Member

Duvall, Allen J. J. (Deceased)
Allen was born on October 15, 1910. He grew up in Washington, D.C., and was an acquaintance of Luther Goldman in early years of his life; they played sandlot football together. Allen was a friend of H. C. Oberholser and came to the old Biological Survey in 1936 to work under him. He was a museum aide at the Smithsonian until 1946. Allen also worked under John Aldrich, and they published several papers together especially on the various races of mourning doves.
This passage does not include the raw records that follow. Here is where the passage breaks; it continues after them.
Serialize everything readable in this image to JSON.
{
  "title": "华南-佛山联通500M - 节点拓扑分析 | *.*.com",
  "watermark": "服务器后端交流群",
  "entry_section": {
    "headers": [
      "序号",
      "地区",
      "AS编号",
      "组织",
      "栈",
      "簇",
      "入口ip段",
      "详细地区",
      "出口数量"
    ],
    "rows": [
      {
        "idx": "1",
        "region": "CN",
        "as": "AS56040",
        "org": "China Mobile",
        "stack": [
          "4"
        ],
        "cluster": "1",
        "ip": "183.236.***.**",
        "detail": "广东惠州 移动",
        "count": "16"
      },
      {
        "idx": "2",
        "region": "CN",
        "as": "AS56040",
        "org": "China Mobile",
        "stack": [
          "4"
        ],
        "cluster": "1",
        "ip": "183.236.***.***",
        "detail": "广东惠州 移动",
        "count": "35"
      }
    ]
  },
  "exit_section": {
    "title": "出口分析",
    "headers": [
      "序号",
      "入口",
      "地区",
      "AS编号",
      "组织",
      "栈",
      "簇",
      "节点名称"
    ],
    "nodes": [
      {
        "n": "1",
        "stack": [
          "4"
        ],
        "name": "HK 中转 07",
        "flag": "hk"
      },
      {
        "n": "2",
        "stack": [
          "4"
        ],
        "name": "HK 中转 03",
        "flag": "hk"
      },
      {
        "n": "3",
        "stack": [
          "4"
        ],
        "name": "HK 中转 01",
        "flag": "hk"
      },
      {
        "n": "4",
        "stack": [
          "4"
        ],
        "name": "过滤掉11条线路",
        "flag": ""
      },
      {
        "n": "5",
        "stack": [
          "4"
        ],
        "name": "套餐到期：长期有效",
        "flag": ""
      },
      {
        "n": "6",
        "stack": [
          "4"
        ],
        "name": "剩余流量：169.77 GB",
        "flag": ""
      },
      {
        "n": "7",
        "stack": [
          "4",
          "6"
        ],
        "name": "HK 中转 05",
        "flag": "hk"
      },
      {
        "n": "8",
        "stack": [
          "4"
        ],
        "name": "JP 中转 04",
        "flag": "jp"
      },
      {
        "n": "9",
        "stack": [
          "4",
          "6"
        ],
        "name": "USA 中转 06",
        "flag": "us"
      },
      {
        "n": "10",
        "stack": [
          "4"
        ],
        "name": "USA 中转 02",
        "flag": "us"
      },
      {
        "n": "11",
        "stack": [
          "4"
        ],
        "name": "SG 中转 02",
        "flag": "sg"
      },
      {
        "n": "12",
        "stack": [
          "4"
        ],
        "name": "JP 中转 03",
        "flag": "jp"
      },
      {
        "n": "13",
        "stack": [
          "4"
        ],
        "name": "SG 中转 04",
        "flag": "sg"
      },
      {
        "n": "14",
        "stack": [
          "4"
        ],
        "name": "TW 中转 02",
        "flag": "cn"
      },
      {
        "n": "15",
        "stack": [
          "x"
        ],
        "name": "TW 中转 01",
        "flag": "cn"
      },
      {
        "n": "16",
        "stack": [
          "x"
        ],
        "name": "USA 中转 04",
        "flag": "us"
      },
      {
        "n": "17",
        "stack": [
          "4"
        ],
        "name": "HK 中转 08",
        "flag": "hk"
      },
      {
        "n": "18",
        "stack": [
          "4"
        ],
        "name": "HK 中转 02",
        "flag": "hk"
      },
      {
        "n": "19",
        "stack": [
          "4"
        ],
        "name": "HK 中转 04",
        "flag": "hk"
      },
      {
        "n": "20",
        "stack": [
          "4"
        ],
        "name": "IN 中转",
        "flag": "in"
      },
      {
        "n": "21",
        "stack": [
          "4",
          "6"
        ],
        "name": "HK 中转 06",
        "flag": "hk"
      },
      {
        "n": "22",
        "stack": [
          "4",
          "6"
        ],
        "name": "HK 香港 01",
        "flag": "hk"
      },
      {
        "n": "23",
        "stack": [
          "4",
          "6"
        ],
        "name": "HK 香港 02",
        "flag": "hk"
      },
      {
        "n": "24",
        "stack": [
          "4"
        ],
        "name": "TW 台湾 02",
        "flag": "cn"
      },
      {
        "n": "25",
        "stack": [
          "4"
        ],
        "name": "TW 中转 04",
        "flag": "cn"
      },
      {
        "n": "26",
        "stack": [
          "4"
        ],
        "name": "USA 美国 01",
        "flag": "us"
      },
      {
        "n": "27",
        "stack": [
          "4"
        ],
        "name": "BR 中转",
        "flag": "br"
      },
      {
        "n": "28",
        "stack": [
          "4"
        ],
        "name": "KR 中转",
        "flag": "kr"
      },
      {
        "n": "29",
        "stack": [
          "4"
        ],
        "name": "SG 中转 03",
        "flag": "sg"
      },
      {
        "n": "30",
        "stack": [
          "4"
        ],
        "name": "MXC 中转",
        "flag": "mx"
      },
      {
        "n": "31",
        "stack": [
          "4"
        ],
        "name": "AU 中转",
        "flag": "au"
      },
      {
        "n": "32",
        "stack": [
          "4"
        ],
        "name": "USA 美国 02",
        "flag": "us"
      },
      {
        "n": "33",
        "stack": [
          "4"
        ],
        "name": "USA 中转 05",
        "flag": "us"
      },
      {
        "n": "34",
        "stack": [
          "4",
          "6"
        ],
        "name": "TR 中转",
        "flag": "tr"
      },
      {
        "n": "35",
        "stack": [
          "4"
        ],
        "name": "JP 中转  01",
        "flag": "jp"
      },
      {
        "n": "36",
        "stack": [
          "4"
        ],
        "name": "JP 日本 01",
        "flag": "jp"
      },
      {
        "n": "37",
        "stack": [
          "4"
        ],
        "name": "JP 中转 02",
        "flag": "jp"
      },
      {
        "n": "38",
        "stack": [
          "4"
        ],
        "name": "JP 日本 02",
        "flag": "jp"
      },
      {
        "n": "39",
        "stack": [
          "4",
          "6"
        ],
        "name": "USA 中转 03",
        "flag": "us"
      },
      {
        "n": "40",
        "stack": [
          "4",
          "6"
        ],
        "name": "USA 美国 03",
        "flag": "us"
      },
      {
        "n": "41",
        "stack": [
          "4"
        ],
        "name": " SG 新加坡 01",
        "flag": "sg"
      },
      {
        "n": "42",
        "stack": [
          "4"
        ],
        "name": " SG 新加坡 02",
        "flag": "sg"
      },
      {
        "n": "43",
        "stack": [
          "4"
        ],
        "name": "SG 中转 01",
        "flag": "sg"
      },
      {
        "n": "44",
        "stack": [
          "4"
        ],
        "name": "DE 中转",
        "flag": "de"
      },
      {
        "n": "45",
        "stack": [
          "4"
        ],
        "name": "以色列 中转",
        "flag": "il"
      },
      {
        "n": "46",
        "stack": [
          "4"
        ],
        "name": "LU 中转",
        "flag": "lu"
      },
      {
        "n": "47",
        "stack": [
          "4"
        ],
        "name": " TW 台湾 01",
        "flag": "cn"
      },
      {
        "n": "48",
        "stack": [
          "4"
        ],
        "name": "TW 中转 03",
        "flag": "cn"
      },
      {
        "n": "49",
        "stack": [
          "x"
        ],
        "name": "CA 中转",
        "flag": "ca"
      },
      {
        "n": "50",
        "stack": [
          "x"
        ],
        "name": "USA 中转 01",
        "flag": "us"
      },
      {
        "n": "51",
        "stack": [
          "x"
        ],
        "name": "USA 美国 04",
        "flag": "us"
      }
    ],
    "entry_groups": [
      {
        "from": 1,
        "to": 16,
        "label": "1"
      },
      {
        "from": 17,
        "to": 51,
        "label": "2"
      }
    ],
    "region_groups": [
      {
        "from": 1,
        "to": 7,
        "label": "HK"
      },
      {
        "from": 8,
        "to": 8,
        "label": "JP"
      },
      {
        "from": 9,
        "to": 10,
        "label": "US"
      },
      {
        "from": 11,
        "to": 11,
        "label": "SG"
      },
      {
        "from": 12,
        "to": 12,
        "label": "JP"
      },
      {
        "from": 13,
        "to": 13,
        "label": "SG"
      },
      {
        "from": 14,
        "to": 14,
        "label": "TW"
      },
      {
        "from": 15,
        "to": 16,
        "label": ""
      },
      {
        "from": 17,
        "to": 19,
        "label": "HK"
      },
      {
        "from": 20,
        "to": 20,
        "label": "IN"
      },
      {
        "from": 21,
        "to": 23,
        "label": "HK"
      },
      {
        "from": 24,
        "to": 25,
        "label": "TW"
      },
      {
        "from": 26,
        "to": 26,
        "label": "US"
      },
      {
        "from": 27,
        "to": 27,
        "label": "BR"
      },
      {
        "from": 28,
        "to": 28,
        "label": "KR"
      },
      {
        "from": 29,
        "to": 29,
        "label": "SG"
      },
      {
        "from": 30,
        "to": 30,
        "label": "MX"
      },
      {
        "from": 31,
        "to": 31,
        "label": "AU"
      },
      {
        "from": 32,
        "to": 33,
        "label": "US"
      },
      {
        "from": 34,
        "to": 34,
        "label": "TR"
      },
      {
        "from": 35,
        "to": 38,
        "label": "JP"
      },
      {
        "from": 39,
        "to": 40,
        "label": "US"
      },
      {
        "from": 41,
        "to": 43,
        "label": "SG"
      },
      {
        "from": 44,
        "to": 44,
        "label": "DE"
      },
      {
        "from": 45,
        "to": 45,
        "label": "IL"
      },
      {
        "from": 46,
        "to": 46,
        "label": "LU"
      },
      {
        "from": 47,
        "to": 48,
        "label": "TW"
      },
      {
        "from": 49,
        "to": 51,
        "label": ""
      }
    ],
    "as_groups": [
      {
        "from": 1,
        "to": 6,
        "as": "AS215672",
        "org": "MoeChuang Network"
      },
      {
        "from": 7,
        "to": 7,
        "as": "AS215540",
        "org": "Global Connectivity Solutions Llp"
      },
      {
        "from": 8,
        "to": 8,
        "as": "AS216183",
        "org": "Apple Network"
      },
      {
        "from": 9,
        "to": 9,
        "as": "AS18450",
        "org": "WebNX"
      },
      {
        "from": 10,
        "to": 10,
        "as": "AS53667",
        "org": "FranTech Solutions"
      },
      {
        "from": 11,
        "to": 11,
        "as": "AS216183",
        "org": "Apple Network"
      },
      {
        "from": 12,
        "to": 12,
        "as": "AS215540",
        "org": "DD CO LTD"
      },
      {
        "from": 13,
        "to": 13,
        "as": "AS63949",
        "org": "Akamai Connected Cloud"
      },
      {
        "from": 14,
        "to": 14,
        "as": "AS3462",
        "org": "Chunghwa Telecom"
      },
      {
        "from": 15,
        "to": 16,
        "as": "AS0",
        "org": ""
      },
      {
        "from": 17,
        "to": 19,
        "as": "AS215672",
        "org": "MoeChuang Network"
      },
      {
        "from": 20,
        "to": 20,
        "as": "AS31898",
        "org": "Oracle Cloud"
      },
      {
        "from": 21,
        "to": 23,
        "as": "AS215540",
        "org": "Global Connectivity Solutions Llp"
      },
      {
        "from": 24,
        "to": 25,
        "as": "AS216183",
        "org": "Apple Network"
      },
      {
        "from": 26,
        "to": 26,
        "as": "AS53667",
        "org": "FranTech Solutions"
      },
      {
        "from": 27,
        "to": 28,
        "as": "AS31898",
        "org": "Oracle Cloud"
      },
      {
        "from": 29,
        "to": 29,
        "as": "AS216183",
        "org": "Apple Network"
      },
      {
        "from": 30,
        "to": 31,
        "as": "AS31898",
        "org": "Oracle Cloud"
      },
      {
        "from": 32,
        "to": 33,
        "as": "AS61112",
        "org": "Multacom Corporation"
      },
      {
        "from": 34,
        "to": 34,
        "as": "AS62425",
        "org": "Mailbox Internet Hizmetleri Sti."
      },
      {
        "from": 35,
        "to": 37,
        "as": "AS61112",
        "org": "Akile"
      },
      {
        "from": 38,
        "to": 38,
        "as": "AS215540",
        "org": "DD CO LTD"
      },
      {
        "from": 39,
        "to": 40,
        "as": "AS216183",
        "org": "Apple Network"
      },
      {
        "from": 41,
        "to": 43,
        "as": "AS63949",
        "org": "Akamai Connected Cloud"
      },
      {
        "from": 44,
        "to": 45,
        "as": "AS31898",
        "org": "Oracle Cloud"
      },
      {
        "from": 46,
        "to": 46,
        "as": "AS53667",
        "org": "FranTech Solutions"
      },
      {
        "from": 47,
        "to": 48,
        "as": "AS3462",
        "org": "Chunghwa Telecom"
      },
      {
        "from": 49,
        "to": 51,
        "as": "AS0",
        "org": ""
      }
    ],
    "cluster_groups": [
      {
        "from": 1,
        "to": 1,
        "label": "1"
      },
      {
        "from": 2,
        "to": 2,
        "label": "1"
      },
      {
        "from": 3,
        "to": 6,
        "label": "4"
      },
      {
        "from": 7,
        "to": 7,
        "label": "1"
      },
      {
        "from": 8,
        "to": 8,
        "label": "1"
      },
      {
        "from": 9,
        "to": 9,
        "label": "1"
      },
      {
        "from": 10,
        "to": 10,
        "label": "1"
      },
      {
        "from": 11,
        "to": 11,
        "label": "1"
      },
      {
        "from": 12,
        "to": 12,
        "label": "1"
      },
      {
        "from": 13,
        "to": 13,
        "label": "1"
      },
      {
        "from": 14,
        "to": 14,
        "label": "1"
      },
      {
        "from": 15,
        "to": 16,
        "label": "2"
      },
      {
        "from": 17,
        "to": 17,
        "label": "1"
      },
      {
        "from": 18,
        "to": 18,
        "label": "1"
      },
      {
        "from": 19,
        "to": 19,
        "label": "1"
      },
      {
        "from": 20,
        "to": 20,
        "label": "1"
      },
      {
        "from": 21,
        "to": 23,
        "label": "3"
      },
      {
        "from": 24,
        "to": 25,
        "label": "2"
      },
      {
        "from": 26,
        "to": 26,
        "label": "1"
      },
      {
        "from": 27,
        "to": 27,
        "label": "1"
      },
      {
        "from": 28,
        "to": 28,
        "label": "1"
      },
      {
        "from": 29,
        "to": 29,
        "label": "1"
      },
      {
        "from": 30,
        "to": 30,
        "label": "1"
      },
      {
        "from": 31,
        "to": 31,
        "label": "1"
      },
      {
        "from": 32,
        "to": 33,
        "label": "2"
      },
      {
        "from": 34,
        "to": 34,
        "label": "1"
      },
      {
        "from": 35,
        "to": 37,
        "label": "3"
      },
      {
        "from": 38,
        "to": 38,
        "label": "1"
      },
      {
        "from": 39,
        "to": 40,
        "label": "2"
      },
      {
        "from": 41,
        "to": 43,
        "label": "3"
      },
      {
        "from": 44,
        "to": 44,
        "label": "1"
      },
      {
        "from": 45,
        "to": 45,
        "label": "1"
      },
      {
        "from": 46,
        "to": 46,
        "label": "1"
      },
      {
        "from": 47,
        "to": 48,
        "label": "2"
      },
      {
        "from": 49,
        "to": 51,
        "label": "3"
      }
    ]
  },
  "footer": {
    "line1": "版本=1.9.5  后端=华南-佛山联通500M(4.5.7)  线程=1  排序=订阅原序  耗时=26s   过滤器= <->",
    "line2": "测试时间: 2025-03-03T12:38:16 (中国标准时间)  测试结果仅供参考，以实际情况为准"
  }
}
Allen collected specimens with Charles Handley in Northwest Territories, Northwest Greenland, Devon Island, and elsewhere in the Canadian Arctic; with H. S. Peters and Fred Lincoln in Cuba, D.C., Maryland, and Virginia; with Gorman Bond in Illinois, Louisiana, Arkansas, Florida, Texas, Oklahoma, Iowa, Nebraska, Ohio, Missouri, and Kansas; and with Tom Burleigh in Cuba, Florida, South Carolina, and Georgia. Burleigh and Duvall published a new subspecies of flycatcher (Contopus) from the southern keys of Cuba in 1948 in Proceedings Biological Society of Washington. Allen attended George Washington University before the war, and during the war served with the Army Medical Corps involved with operations at Walter Reed Hospital. During the 1950s, Allen was head of the Bird Banding Office at Patuxent Research Refuge in Laurel, Maryland, and was an ornithologist on the Pesticide Review Board. He was elected to membership in the Washington Biologists’ Field Club in 1950. Allen died in February, 1983, in Plano, Texas.